Robo en instituciones públicas
En las instituciones públicas de este país cualquier objeto, un cuadro, una botella, un jarrón con flores, un mueble apolillado, tiene más importancia que un libro. Nadie se fija en ellos, así que llevárselos es fácil. En departamentos de universidades, en institutos de bachillerato antiguos, en bibliotecas y despachos olvidados donde un día se leyó, allí puede haber restos de antiguas glorias bibliográficas fáciles de distraer. En bancos, fundaciones modernas o consejerías de cualquier comunidad autónoma no suele haber libros jamás. Es robo de poco mérito.

Robo en conventos y sacristías
Para acceder a los libros de ciertas sacristías hay que familiarizarse primero con el cura párroco para poder entrar y salir con confianza. Eso exige unos sacrificios personales, pues los curas párrocos son seres de natural desconfiado y su amistad requiere esfuerzos como tomar muchos vinos con ellos o asistir a varios actos religiosos. En la casa de un cura párroco de un pueblo de la sierra de Huelva, entre vino y vino, recuerdo haber estado manejando un libro de actas de bautismo del siglo XVI con la letra (clarísima, legible) y la firma de un tal Benito Arias Montano, y pude incluso llevarme el libro, encuadernado en pergamino, a mi casa.
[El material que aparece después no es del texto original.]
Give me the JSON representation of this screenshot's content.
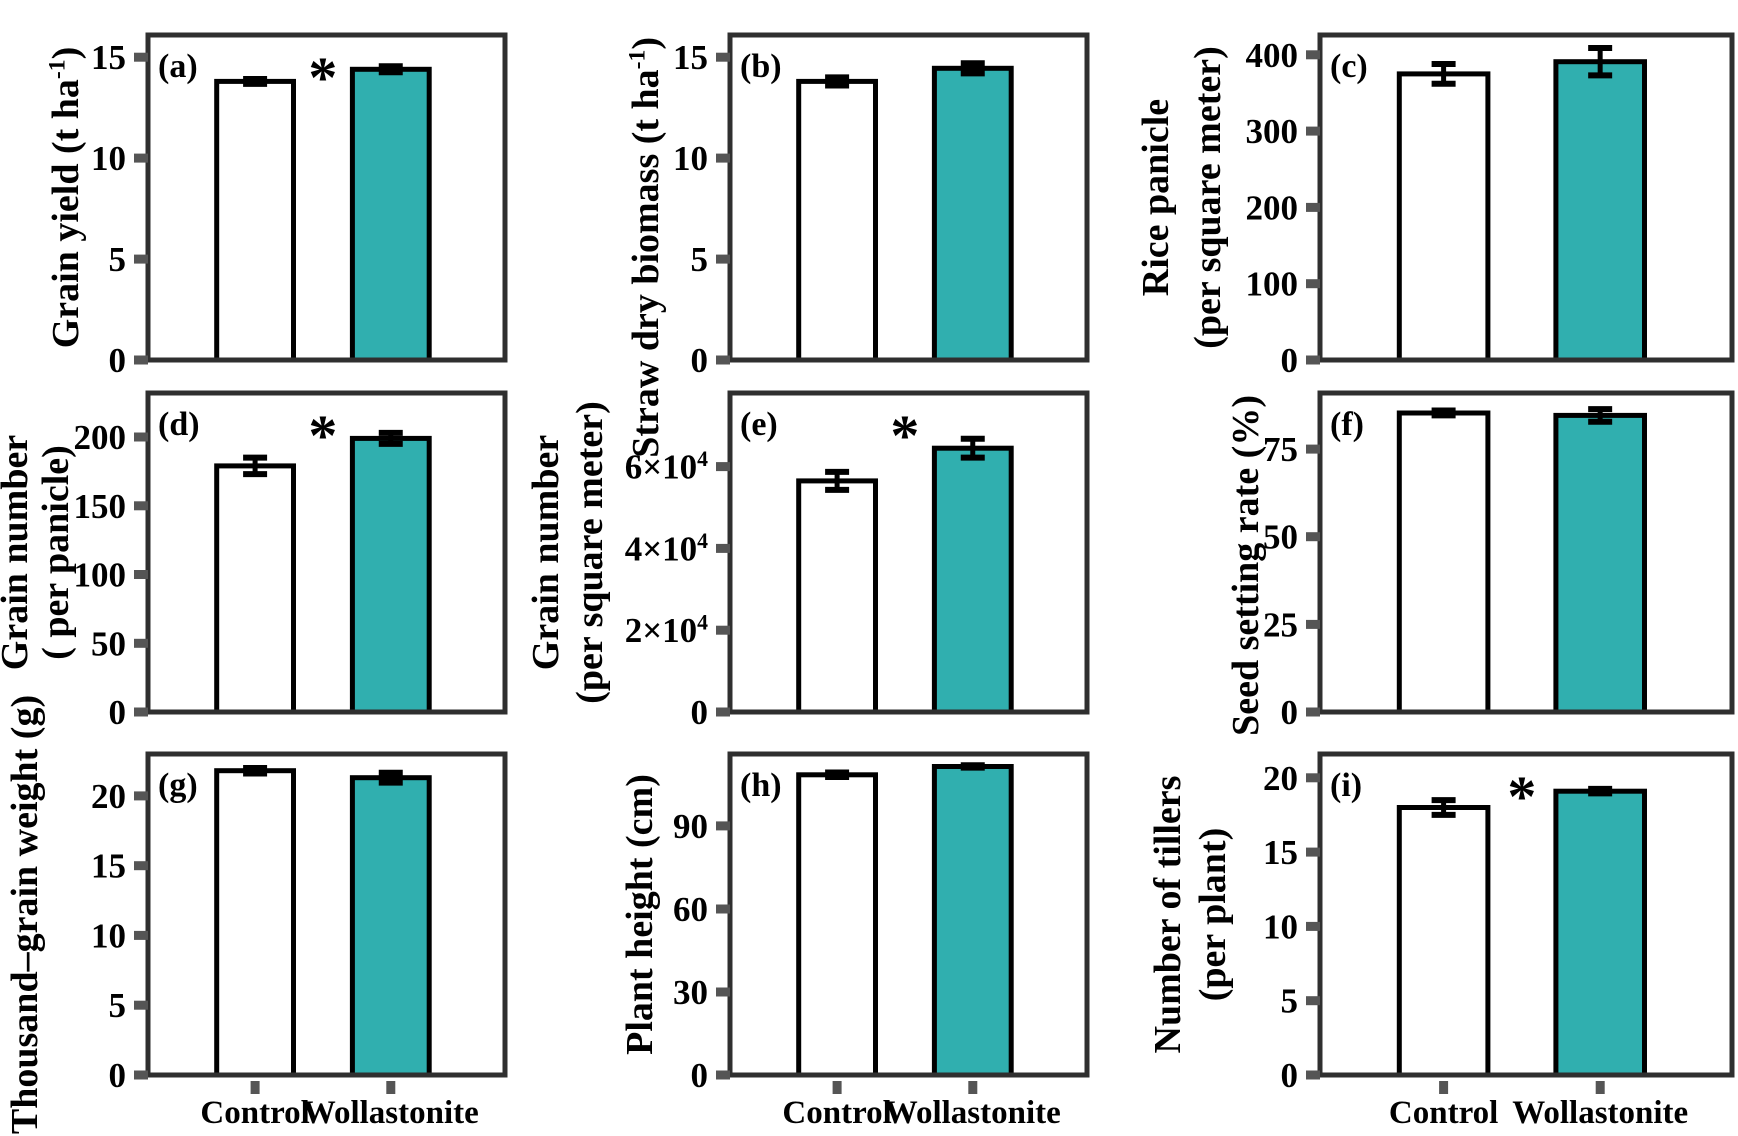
{
  "figure": {
    "description": "Nine-panel bar figure comparing Control vs Wollastonite treatments for rice agronomic traits",
    "categories": [
      "Control",
      "Wollastonite"
    ],
    "significance_symbol": "*",
    "colors": {
      "control_bar_fill": "#ffffff",
      "wollastonite_bar_fill": "#30AFAF",
      "bar_outline": "#000000",
      "frame": "#2f2f2f",
      "tick_mark": "#555555",
      "text": "#000000",
      "background": "#ffffff"
    }
  },
  "chart_data": [
    {
      "type": "bar",
      "panel_letter": "(a)",
      "ylabel_lines": [
        "Grain yield (t ha^{-1})"
      ],
      "categories": [
        "Control",
        "Wollastonite"
      ],
      "values": [
        13.8,
        14.4
      ],
      "errors": [
        0.12,
        0.15
      ],
      "yticks": [
        0,
        5,
        10,
        15
      ],
      "ytick_labels": [
        "0",
        "5",
        "10",
        "15"
      ],
      "ylim": [
        0,
        16.1
      ],
      "significant": true,
      "show_x_labels": false
    },
    {
      "type": "bar",
      "panel_letter": "(b)",
      "ylabel_lines": [
        "Straw dry biomass (t ha^{-1})"
      ],
      "categories": [
        "Control",
        "Wollastonite"
      ],
      "values": [
        13.8,
        14.45
      ],
      "errors": [
        0.2,
        0.25
      ],
      "yticks": [
        0,
        5,
        10,
        15
      ],
      "ytick_labels": [
        "0",
        "5",
        "10",
        "15"
      ],
      "ylim": [
        0,
        16.1
      ],
      "significant": false,
      "show_x_labels": false
    },
    {
      "type": "bar",
      "panel_letter": "(c)",
      "ylabel_lines": [
        "Rice panicle",
        "(per square meter)"
      ],
      "categories": [
        "Control",
        "Wollastonite"
      ],
      "values": [
        375,
        391
      ],
      "errors": [
        13,
        18
      ],
      "yticks": [
        0,
        100,
        200,
        300,
        400
      ],
      "ytick_labels": [
        "0",
        "100",
        "200",
        "300",
        "400"
      ],
      "ylim": [
        0,
        426
      ],
      "significant": false,
      "show_x_labels": false
    },
    {
      "type": "bar",
      "panel_letter": "(d)",
      "ylabel_lines": [
        "Grain number",
        "( per panicle)"
      ],
      "categories": [
        "Control",
        "Wollastonite"
      ],
      "values": [
        179,
        199
      ],
      "errors": [
        6,
        4
      ],
      "yticks": [
        0,
        50,
        100,
        150,
        200
      ],
      "ytick_labels": [
        "0",
        "50",
        "100",
        "150",
        "200"
      ],
      "ylim": [
        0,
        232
      ],
      "significant": true,
      "show_x_labels": false
    },
    {
      "type": "bar",
      "panel_letter": "(e)",
      "ylabel_lines": [
        "Grain number",
        "(per square meter)"
      ],
      "categories": [
        "Control",
        "Wollastonite"
      ],
      "values": [
        56500,
        64500
      ],
      "errors": [
        2200,
        2300
      ],
      "yticks": [
        0,
        20000,
        40000,
        60000
      ],
      "ytick_labels": [
        "0",
        "2×10^{4}",
        "4×10^{4}",
        "6×10^{4}"
      ],
      "ylim": [
        0,
        78000
      ],
      "significant": true,
      "show_x_labels": false
    },
    {
      "type": "bar",
      "panel_letter": "(f)",
      "ylabel_lines": [
        "Seed setting rate (%)"
      ],
      "categories": [
        "Control",
        "Wollastonite"
      ],
      "values": [
        85.3,
        84.6
      ],
      "errors": [
        0.7,
        1.8
      ],
      "yticks": [
        0,
        25,
        50,
        75
      ],
      "ytick_labels": [
        "0",
        "25",
        "50",
        "75"
      ],
      "ylim": [
        0,
        91
      ],
      "significant": false,
      "show_x_labels": false
    },
    {
      "type": "bar",
      "panel_letter": "(g)",
      "ylabel_lines": [
        "Thousand–grain weight (g)"
      ],
      "categories": [
        "Control",
        "Wollastonite"
      ],
      "values": [
        21.8,
        21.3
      ],
      "errors": [
        0.2,
        0.35
      ],
      "yticks": [
        0,
        5,
        10,
        15,
        20
      ],
      "ytick_labels": [
        "0",
        "5",
        "10",
        "15",
        "20"
      ],
      "ylim": [
        0,
        23
      ],
      "significant": false,
      "show_x_labels": true
    },
    {
      "type": "bar",
      "panel_letter": "(h)",
      "ylabel_lines": [
        "Plant height (cm)"
      ],
      "categories": [
        "Control",
        "Wollastonite"
      ],
      "values": [
        108.5,
        111.5
      ],
      "errors": [
        0.8,
        0.4
      ],
      "yticks": [
        0,
        30,
        60,
        90
      ],
      "ytick_labels": [
        "0",
        "30",
        "60",
        "90"
      ],
      "ylim": [
        0,
        116
      ],
      "significant": false,
      "show_x_labels": true
    },
    {
      "type": "bar",
      "panel_letter": "(i)",
      "ylabel_lines": [
        "Number of tillers",
        "(per plant)"
      ],
      "categories": [
        "Control",
        "Wollastonite"
      ],
      "values": [
        18.0,
        19.1
      ],
      "errors": [
        0.5,
        0.15
      ],
      "yticks": [
        0,
        5,
        10,
        15,
        20
      ],
      "ytick_labels": [
        "0",
        "5",
        "10",
        "15",
        "20"
      ],
      "ylim": [
        0,
        21.6
      ],
      "significant": true,
      "show_x_labels": true
    }
  ]
}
En alguna iglesia de la infancia, sobre todo en pueblos pequeños, puede haber todavía algún buen libro olvidado.

Robo en casa de amigos
El robo más habitual es el que se hace en casa de amigos de verdadera confianza. En las casas donde uno es recibido con cariño, si uno es invitado a dormir en una habitación llena de libros, si uno tiene que esperar en un salón o pasar por un pasillo con estanterías repletas, allí nadie sospechará del amigo fiel. Solo los verdaderos bibliófilos son incapaces de dejar solo entre sus libros a un verdadero amigo. Ahora bien, de este procedimiento de hurto no es de bien nacidos abusar, sino que conviene hacer un uso limitado de él. El mejor procedimiento es el recurso del préstamo. Se le pide un libro a un amigo y se le dice “ya te lo devolveré”, con la intención expresa de no devolverlo jamás. Otro procedimiento, y este solo sirve si eres encuadernador, es no devolver jamás un libro que te ha dado un amigo para que se lo encuadernes. Con el paso de los años las cosas se olvidan y… Con un amigo bibliófilo me aposté cierta vez que le robaría, si me invitaba a cenar y sin que se diera cuenta, un libro de su casa. Me invitó a cenar a mí y a dos amigos más para que me vigilaran hasta cuando fuera al cuarto de baño. Y durante la cena le devolví un libro que le había distraído dos semanas antes, como si lo acabara de robar esa misma noche… El buen amigo es el que te agradece la visita cuando te estás llevando un libro de su casa. Los verdaderos amigos son los que consideran que nuestra casa es la prolongación de su biblioteca.

En fin, querido lector, para que veas que Le Coq Espagnol te cuida, no solo te ha explicado cómo se roban libros, sino que a continuación te va a dar una serie de consuelos morales para que, si lo haces, quedes libre de culpa.

Decálogo moral para el verdadero robador de libros:

1. Debe robarse un libro solo cuando su dueño no lo valore.
2. Puede robarse un libro cuando nadie lo utilice ni su ausencia cause daño moral a alguien.
3. Está bien robar un libro cuando esté sufriendo daños (insectos, humedades…) por su mala conservación.
4. Es conveniente robar un libro cuando se tenga extrema necesidad de él (por ejemplo, cuando sirva para completar una colección).
5. Y, sobre todo, debe robarse un libro cuando haya la oportunidad franca de hacerlo, sin riesgo posible de ser sorprendidos.

Si se cumplen estas circunstancias, nuestra conciencia sufrirá lo justo para seguir tirando. Y, sin duda, muchos libros mejorarán el lugar de su ubicación.